Single people vilifying other people for having kids? I call bullshit on that too. Most people are smart enough to pick their battles and the last thing anyone wants to do (if they're not completely stupid) is be openly critical of any parent.
I know, because my sister was. How could she want to be pregnant and have to deal with a brat that would keep her from realizing her dreams, her independence. Yes it does happen. Although I didn't say single people. This could come from married people as well. Married, childless by choice is a thing and they do that as well. Is it everyone one of them, no. Although with more and more people using social media as their diary, one can get a glimpse of it.
I also didn't say "most" or even "all" do this, I said "some" do this. Which would actually fit in with what you said.
Children in different age groups give their parents different challenges. Lord knows me and my brother gave our parents no end of them from infancy up until high school age. Thankfully we had military benefits to cover all the bones I broke doing stupid stunts outdoors -we didn't have game consoles and other stuff like that back then. We had to entertain ourselves outdoors.
Back in the 80s, had quite a few consoles, arcades. But Atari had been a thing since the mid 70s as well. I thought we were around the same age, maybe not. However, one isn't mutually exclusive of the other. Remember, me aggie. Lots to do outside as well. I have dealt with my share of accidents, usually horse related (hairline rib crack(I suspect, but no way of really knowing), had one fall on my knee, kicked in the hips, rarely saw a doc).
Some don't give them any challenges though. My sister did, I didn't (they were probably expecting it, but it never happened). Life is supposed to be challenging though, to think that it's not going to be, regardless if one has kids or not, I don't think one is actually living. Just merely existing. My kids have been good, few tiffs, but nothing like my sister did with my parents, so I lucked out. My sister's daughter didn't have much issues as well.

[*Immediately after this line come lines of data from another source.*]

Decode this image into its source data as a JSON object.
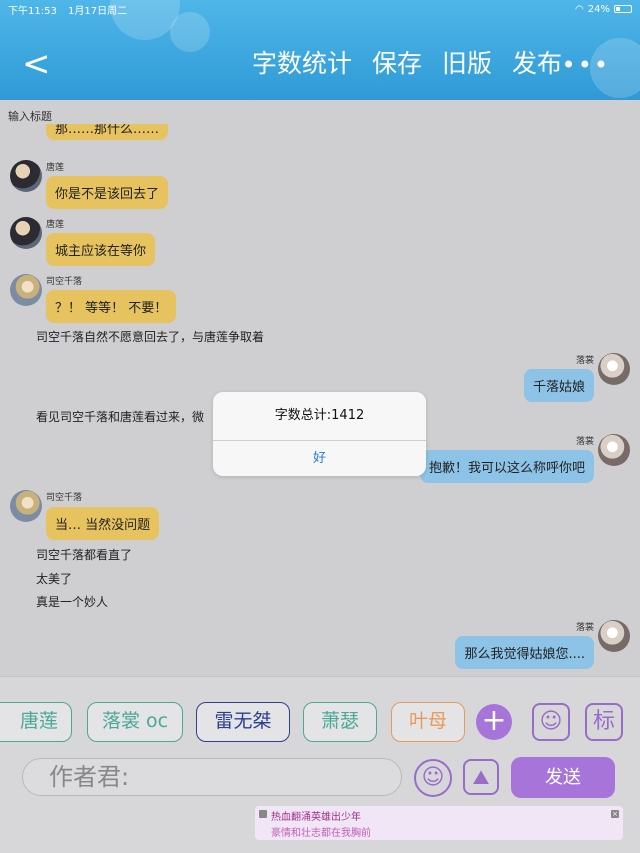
{
  "status_bar": {
    "time": "下午11:53",
    "date": "1月17日周二",
    "battery": "24%"
  },
  "header": {
    "back_icon": "chevron-left-icon",
    "actions": [
      "字数统计",
      "保存",
      "旧版",
      "发布"
    ],
    "more": "•••",
    "color": "#2f9ad6"
  },
  "title_input": {
    "placeholder": "输入标题"
  },
  "chat": {
    "partial_top_text": "那……那什么……",
    "messages": [
      {
        "name": "唐莲",
        "text": "你是不是该回去了"
      },
      {
        "name": "唐莲",
        "text": "城主应该在等你"
      },
      {
        "name": "司空千落",
        "text": "？！ 等等！ 不要！"
      },
      {
        "narration": "司空千落自然不愿意回去了，与唐莲争取着"
      },
      {
        "name": "落裳",
        "text": "千落姑娘"
      },
      {
        "narration": "看见司空千落和唐莲看过来，微"
      },
      {
        "name": "落裳",
        "text": "抱歉！我可以这么称呼你吧"
      },
      {
        "name": "司空千落",
        "text": "当… 当然没问题"
      },
      {
        "narration": "司空千落都看直了"
      },
      {
        "narration": "太美了"
      },
      {
        "narration": "真是一个妙人"
      },
      {
        "name": "落裳",
        "text": "那么我觉得姑娘您...."
      }
    ]
  },
  "alert": {
    "message": "字数总计:1412",
    "ok": "好"
  },
  "characters": [
    {
      "name": "唐莲",
      "color": "#4aa897"
    },
    {
      "name": "落裳 oc",
      "color": "#4aa897"
    },
    {
      "name": "雷无桀",
      "color": "#2b3f8f"
    },
    {
      "name": "萧瑟",
      "color": "#4aa897"
    },
    {
      "name": "叶母",
      "color": "#e89a5c"
    }
  ],
  "toolbar": {
    "add_icon": "plus-icon",
    "role_icon": "person-card-icon",
    "tag_icon": "tag-icon",
    "tag_label": "标",
    "input_placeholder": "作者君:",
    "emoji_icon": "emoji-icon",
    "image_icon": "image-icon",
    "send_label": "发送",
    "accent": "#a774d9"
  },
  "notification": {
    "title": "热血翻涌英雄出少年",
    "subtitle": "豪情和壮志都在我胸前"
  }
}
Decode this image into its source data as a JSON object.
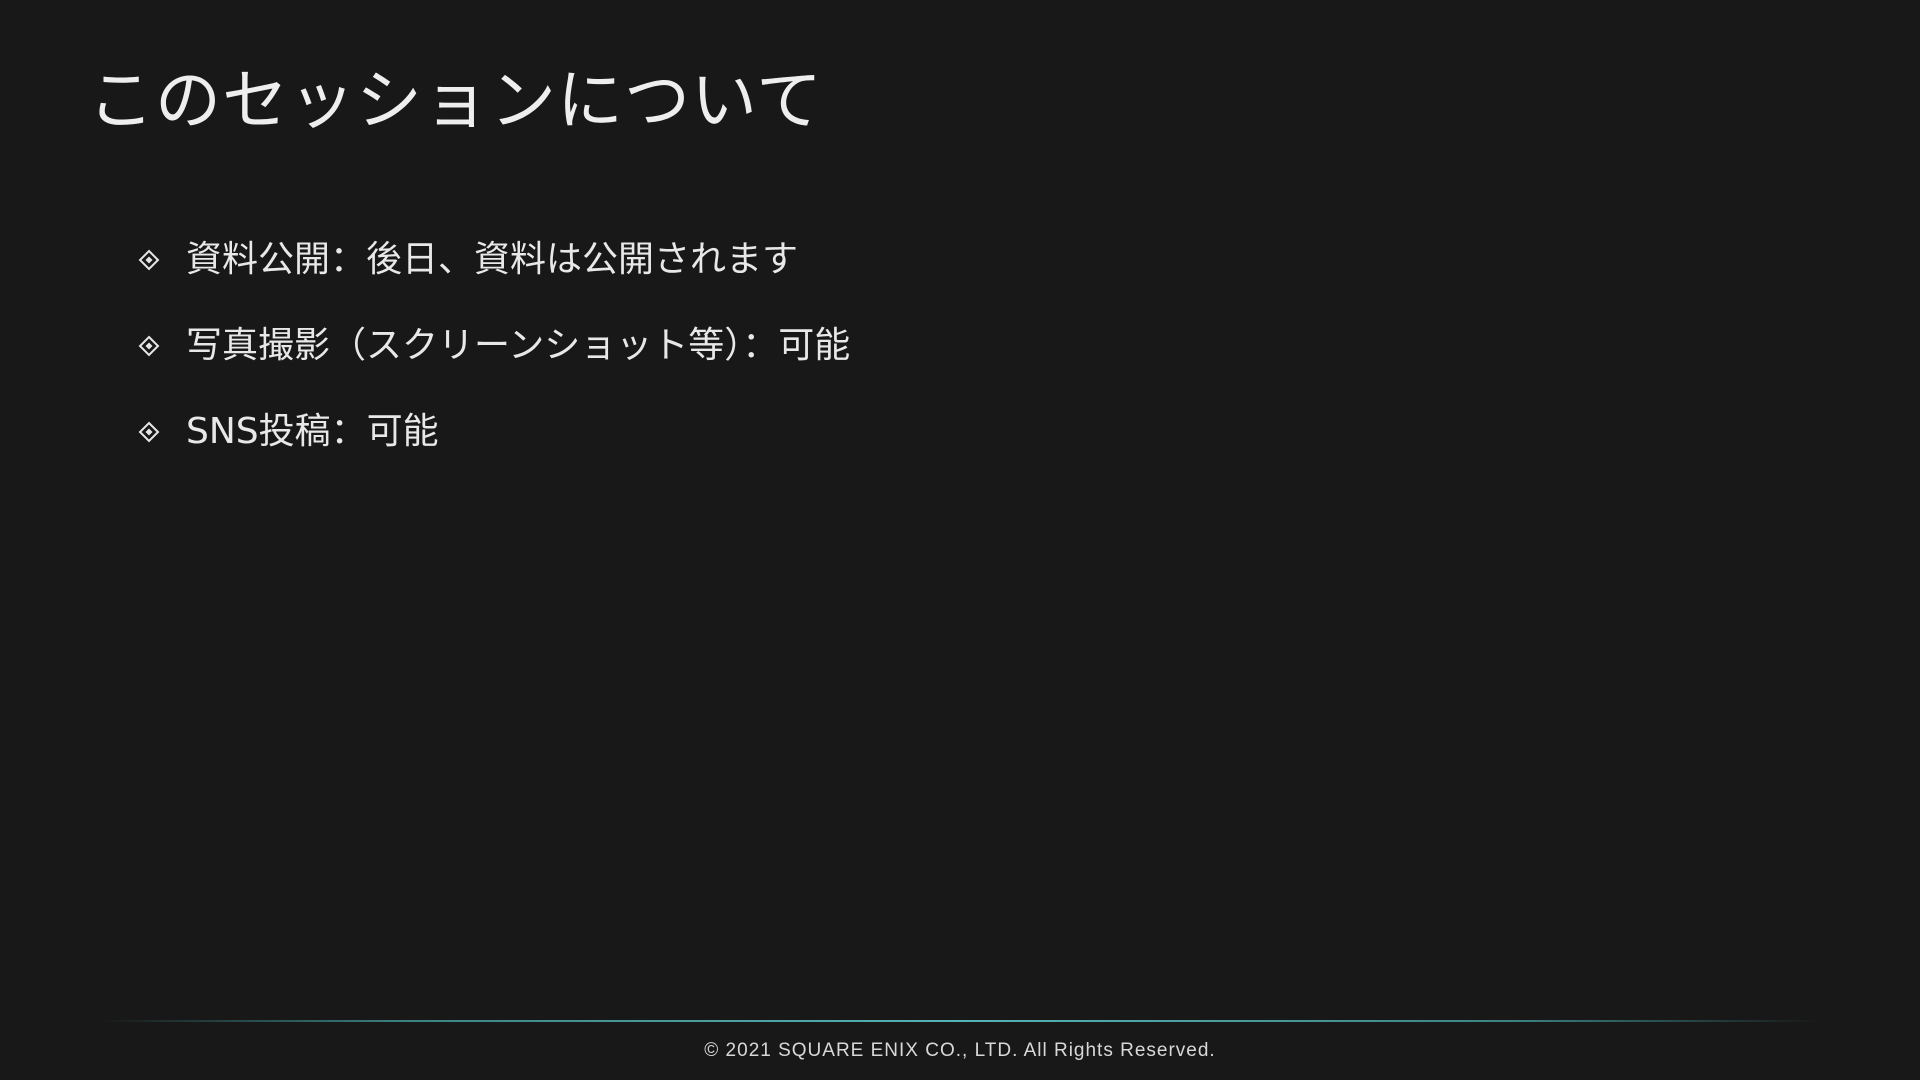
{
  "slide": {
    "title": "このセッションについて",
    "bullets": [
      {
        "icon": "diamond-bullet-icon",
        "text": "資料公開：後日、資料は公開されます"
      },
      {
        "icon": "diamond-bullet-icon",
        "text": "写真撮影（スクリーンショット等）：可能"
      },
      {
        "icon": "diamond-bullet-icon",
        "text": "SNS投稿：可能"
      }
    ],
    "footer": {
      "copyright": "© 2021 SQUARE ENIX CO., LTD. All Rights Reserved."
    }
  },
  "colors": {
    "background": "#181818",
    "text": "#e9e9e9",
    "divider_accent": "#55b4b4"
  }
}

Sorry, but the financial math of parenthood is easy for anyone to grasp. They don't have to literally live a mistake to understand it.
Ironically, people today aren't financially literate. I have mentioned before some things that would lead into that. Is that everyone, no, however, I would say that it's the majority given the issues that we are having. And the easy credit that is afforded to people that are just 18, that is already having them start behind the 8 ball.
Ironically, we actually learn more from mistakes compared to successes. That's why it seems like some intellectuals that have only known what life is like in college seem disconnected with the real world. They have been shielded from what mistakes would have happened if what they expound was actually realized. The irony of theory versus practical knowledge.
But in this context, most aren't financially literate, because even though they may stay away from X due to financial concerns, they do the exact opposite with Y. Even though the issues are very much the same thing.
It is a factor on why the teen pregnancy rate today is a mere 1/3 of the rate in 1990. It's easy for people to see the financial pain of what other people are going through. Some people, like me, remember hard times from early childhood experience. My parents were practically kids when I came into the picture. My mother had to drop out of high school. Both my mother and dad got kicked out on their own. My dad ended up joining the Marine Corps to get us out of the small oil town in New Mexico where we lived. By the time I reached my teen years, with hormones raging, I didn't forget what my parents went through and I wasn't too keen on repeating it.
Let's see, my maternal grandparents had mom when they were late teens (they only had one kid). Grandmother had a full ride to SMU on scholarship, only went for a month, she was done with HS. They were married (no, no shotguns were involved, the math worked out). Paternal grandmother went all the way to masters (both my grandmothers were the first to have part or full college). Dad had the GI Bill for his education, plus mom was working at the college so they got another discount (she went as well). While mom didn't have us quite as young, it wasn't that much older either and they were doing this while juggling kids.
Difficulty can go either way. A person can either crumble or a person can work through it. It can either increase the bond or it can destroy it if it involves two (or more) people. If one chooses well, who they choose to spend their time with, their chances are good in weathering it and coming out better for it. Unfortunately, with more and more people coming from broken homes, having that parental dynamic to grow up with, makes it hard to judge people accordingly. Doesn't always work (especially if poorly chosen), but I would say the majority of the time, it does improve one's chances. Unfortunately, that dynamic isn't as prevalent as it once was.
But like how you are skewed with your own history, I am with mine (and what has gone through my wife's as well), so there is that.